At least 59,000 workers at Tyson Foods, Smithfield Foods, JBS, Cargill and National Beef — companies that control most of the U.S. meat market — were infected with the coronavirus in the first year of the pandemic, a previously noted the subcommittee. At least 269 workers at these companies died of covid-19 between March 1, 2020 and February 1, 2021.
“In 2020, as the world faced the challenge of navigating COVID-19, many lessons were learned and the health and safety of our team members guided all of our actions and decisions,” said Nikki Richardson, communications manager for JBS USA, at The Post. . “During this critical time, we have done everything we can to ensure the safety of our employees who have kept our food supply chain running smoothly.”
Cargill told The Post it has worked hard to maintain “safe and consistent operations” throughout the pandemic.

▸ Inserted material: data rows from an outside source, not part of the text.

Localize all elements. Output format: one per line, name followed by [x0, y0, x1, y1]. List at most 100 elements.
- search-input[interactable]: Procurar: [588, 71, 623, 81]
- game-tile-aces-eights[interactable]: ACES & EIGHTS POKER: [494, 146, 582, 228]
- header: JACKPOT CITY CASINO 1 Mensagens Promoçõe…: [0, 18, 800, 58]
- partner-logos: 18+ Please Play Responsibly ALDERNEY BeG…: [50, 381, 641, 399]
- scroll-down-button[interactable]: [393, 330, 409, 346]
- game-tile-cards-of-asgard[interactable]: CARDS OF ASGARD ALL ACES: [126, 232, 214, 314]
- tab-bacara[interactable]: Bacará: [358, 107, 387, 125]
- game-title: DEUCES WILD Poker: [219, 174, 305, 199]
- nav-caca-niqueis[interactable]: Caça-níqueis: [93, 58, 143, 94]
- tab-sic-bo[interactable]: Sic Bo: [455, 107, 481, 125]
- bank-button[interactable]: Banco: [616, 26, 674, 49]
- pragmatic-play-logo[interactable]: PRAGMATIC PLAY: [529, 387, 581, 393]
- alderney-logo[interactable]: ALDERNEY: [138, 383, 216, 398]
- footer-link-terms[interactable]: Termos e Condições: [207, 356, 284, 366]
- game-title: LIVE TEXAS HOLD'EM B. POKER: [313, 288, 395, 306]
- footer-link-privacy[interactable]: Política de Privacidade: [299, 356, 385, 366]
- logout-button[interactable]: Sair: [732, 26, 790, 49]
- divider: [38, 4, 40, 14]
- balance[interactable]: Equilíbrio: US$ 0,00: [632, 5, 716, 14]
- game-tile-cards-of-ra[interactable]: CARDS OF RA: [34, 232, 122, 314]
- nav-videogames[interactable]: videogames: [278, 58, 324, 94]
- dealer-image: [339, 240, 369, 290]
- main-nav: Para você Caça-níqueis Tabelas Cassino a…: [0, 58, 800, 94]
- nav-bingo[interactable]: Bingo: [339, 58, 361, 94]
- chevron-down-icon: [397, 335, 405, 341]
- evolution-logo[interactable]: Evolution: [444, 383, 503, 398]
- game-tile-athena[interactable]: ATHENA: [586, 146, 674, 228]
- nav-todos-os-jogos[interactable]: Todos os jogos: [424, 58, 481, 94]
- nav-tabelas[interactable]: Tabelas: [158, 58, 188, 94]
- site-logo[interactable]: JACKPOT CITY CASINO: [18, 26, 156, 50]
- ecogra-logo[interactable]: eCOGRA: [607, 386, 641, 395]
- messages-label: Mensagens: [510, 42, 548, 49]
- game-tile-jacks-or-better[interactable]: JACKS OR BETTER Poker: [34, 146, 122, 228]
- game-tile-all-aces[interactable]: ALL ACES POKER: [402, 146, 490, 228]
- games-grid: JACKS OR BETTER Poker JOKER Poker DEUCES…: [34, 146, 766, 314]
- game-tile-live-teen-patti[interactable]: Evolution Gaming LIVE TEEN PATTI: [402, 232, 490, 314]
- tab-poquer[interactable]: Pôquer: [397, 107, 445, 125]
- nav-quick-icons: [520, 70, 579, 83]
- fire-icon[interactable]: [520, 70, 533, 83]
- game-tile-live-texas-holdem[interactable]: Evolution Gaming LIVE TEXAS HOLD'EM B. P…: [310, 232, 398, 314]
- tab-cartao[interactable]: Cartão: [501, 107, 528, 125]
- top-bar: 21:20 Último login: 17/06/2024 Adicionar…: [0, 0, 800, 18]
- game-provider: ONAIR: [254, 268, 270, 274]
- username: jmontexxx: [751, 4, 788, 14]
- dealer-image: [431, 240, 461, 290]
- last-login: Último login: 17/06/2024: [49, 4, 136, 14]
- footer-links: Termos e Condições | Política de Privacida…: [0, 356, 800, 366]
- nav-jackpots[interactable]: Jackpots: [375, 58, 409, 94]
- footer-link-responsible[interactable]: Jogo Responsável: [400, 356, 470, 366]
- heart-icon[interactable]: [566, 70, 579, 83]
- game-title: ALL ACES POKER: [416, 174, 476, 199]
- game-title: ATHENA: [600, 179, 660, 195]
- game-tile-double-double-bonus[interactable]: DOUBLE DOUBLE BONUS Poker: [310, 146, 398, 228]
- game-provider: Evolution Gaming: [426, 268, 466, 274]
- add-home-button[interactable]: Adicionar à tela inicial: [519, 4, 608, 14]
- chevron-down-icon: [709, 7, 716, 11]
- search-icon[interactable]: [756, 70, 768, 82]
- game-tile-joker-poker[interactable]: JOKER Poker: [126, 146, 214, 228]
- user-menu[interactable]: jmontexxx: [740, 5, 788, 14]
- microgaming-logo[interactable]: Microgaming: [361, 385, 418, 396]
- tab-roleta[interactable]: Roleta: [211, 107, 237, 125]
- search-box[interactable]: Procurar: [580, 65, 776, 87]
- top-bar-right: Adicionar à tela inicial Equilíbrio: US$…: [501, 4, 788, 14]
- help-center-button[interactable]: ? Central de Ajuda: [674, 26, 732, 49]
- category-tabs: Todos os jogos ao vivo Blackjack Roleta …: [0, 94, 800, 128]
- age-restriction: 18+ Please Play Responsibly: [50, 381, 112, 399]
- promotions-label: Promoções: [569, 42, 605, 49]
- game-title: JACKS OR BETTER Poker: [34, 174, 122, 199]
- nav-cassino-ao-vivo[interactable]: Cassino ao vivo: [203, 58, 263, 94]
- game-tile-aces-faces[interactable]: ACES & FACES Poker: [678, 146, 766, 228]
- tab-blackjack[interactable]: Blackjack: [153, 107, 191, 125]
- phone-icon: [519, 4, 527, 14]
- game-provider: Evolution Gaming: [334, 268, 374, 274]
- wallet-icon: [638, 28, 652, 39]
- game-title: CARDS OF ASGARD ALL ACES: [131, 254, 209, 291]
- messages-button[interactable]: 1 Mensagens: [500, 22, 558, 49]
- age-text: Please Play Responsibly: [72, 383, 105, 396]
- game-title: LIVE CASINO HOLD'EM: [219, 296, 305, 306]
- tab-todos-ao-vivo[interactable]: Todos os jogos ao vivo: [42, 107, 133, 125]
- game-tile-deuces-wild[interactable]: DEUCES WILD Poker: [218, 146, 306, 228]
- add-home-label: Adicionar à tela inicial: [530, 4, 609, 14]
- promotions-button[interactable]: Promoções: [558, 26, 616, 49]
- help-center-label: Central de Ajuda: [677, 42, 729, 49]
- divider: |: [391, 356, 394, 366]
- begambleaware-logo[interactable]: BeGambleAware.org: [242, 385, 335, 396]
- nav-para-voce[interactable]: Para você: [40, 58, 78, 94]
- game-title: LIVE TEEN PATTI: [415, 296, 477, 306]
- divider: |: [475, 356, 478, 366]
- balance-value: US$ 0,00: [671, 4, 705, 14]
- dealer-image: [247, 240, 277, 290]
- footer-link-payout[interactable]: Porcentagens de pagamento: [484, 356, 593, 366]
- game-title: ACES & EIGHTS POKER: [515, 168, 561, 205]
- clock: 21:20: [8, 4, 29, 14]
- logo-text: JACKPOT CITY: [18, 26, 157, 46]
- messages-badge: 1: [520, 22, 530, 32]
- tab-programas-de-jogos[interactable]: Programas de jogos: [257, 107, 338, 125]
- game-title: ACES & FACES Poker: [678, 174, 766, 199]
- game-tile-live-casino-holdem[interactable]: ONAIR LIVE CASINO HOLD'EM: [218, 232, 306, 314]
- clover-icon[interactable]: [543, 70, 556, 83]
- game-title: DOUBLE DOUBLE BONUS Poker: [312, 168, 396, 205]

“At the same time, we have not been shy about temporarily idling or reducing processing plant capacity when we deemed it necessary to do so,” Cargill said in a statement. “The well-being of our plant employees is integral to our business and the continuity of the food supply chain.”
National Beef did not immediately respond to a request for comment from The Post.
To maintain the pace of production as business activity around the world ground to a halt, meatpacking companies and the USDA “jointly lobbied the White House to dissuade workers from staying home or to resign,” according to the report.
The USDA did not immediately respond to a request for comment from The Post.
In April 2020, the chief executives of Tyson, JBS USA, Smithfield Foods and other meatpacking companies had a call with Secretary of Agriculture Sonny Perdue, in which they asked him to “reinforce the need messages about the importance for our workforce to stay at work”. [president] or [vice president] and separately highlighted the need to clarify that “being afraid of COVID-19 is not a reason to quit your job and you are not eligible for unemployment compensation if you do.”
Shortly after, at a press conference, Pence delivered a “direct message to meatpacking workers” that “we need you to keep…showing up and doing your job,” warning recent “incidents of worker absenteeism,” the report said.
Tyson’s legal team drafted the proposed executive order that the companies used as justification to keep factories open, the investigation found, and the final version “adopted the themes and statutory directive set out in Tyson’s draft. , citing the Defense Production Act to ensure meatpacking plants “continue operations”.
“In the days leading up to President Trump’s issuance of the executive order, meatpacking industry representatives and companies – Smithfield and Tyson in particular – engaged in constant communications with Trump appointees. at the USDA, the National Economic Council, and the White House,” the report said. notes, including “calls between Smithfield CEO Ken Sullivan and White House Chief of Staff Mark Meadows; a joint call with Sullivan, Meadows and Tyson CEO Noel White; a call between White and Vice President Pence’s chief of staff, Marc Short; and a call from Meadows to White asking if White would be willing to meet with President Trump.
Short and Perdue declined to comment on the report. Meadows and Pence did not immediately respond to a request for comment.
The next day, after the order was released, the Trump White House reportedly “requested” that companies “release positive statements and social media about the president’s action on behalf of the industry, on the order she itself and how it will help ensure the food supply chain remains strong,” according to the report.
Aaron Gregg contributed to this report.